我个人不断地感受到这种转变。作为一名独立开发者构建 VEKTOR,意味着我同时是开发者、产品经理、安全工程师、DevOps 工程师、内容撰稿人、增长负责人、客户支持和企业主。AI 让这些角色中的每一个都变得更容易上手,甚至变得可行。它还通过委派,在技术上实现了同时运行所有这些角色的可能,这在以前是不现实的。回想过去,我记得我们工作中只有 5 个系统:Oracle Unix 绿屏(从不崩溃),速度快但需要死记硬背才能学会;一个数据库;Outlook;内网;然后 Salesforce 出现了,又附加了 20 个其他应用程序。结果并不是任务变少了,而是工作变得更复杂了,分散在更多的领域和更多的系统中,每个系统都有 API 和高风险的 M2FA 登录。连人类都搞不定这些验证码,智能体机器人将需要一个标准化的系统来遍历互联网而不被拦截。是的,最聪明的大脑现在正在研究这个问题。通过凭证护照来解决多层智能体机器人的问题。无论谁想出上面这个验证码主意,都该被狠狠打屁股。

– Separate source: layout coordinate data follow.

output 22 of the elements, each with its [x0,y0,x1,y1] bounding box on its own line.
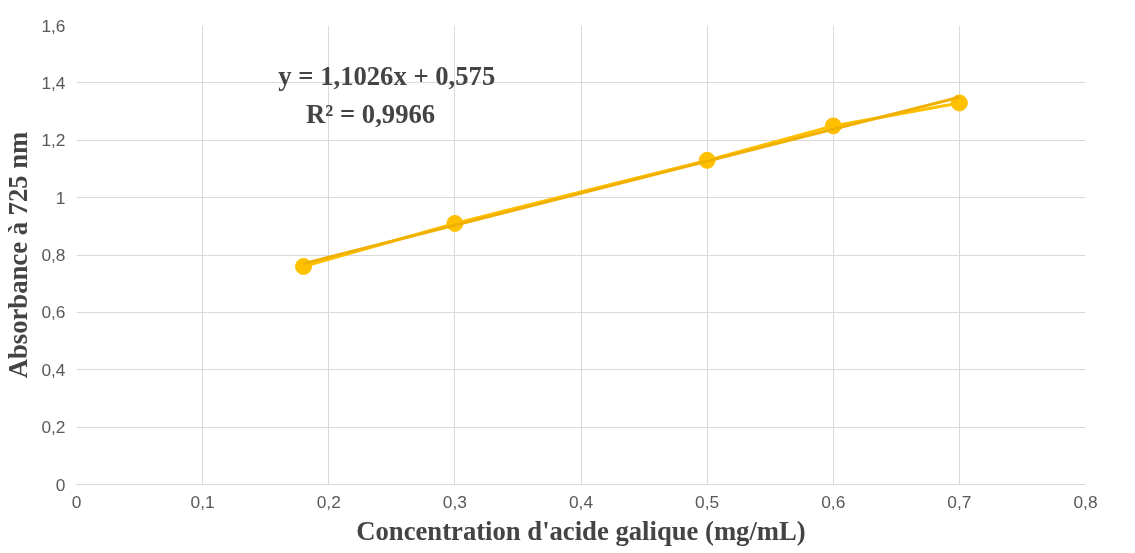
x-tick-label: 0 [71,491,82,512]
x-tick-label: 0,5 [695,491,720,512]
y-tick-label: 1,6 [41,15,66,36]
x-axis-title: Concentration d'acide galique (mg/mL) [356,515,806,546]
x-tick-label: 0,1 [190,491,215,512]
x-tick-label: 0,8 [1073,491,1098,512]
annotation: R² = 0,9966 [306,98,436,129]
y-tick-label: 1 [55,187,66,208]
y-tick-label: 0,4 [41,359,66,380]
x-tick-label: 0,3 [442,491,467,512]
y-tick-label: 1,2 [41,130,66,151]
y-tick-label: 0 [55,474,66,495]
y-tick-label: 0,8 [41,245,66,265]
y-tick-label: 0,2 [41,417,66,438]
x-tick-label: 0,6 [821,491,846,512]
x-tick-label: 0,7 [947,491,972,512]
x-tick-label: 0,2 [316,491,341,512]
annotation: y = 1,1026x + 0,575 [278,61,496,92]
x-tick-label: 0,4 [568,491,594,512]
y-axis-title: Absorbance à 725 nm [3,131,34,379]
y-tick-label: 0,6 [41,302,66,323]
y-tick-label: 1,4 [41,72,66,93]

This week I was mid-session debugging a certbot renewal failure on the VPS when it became clear the issue was a credentials format mismatch between an old apt-installed certbot version and a Cloudflare API token that expected a newer format. The fix required understanding the snap package ecosystem, the certbot renewal hook architecture, and the Cloudflare API token permission model, all at the same time. Claude who handled it flawlessly by logging into the VPS via Vektor Cloak SSH tool.
这周我正在 VPS 上调试 certbot 更新失败的问题,当时很明显,问题在于通过 apt 安装的旧版 certbot 与期望更新格式的 Cloudflare API 令牌之间的凭证格式不匹配。修复它需要同时理解 snap 包生态系统、certbot 更新钩子架构以及 Cloudflare API 令牌权限模型。Claude 通过 Vektor Cloak SSH 工具登录到 VPS,完美地处理了这个问题。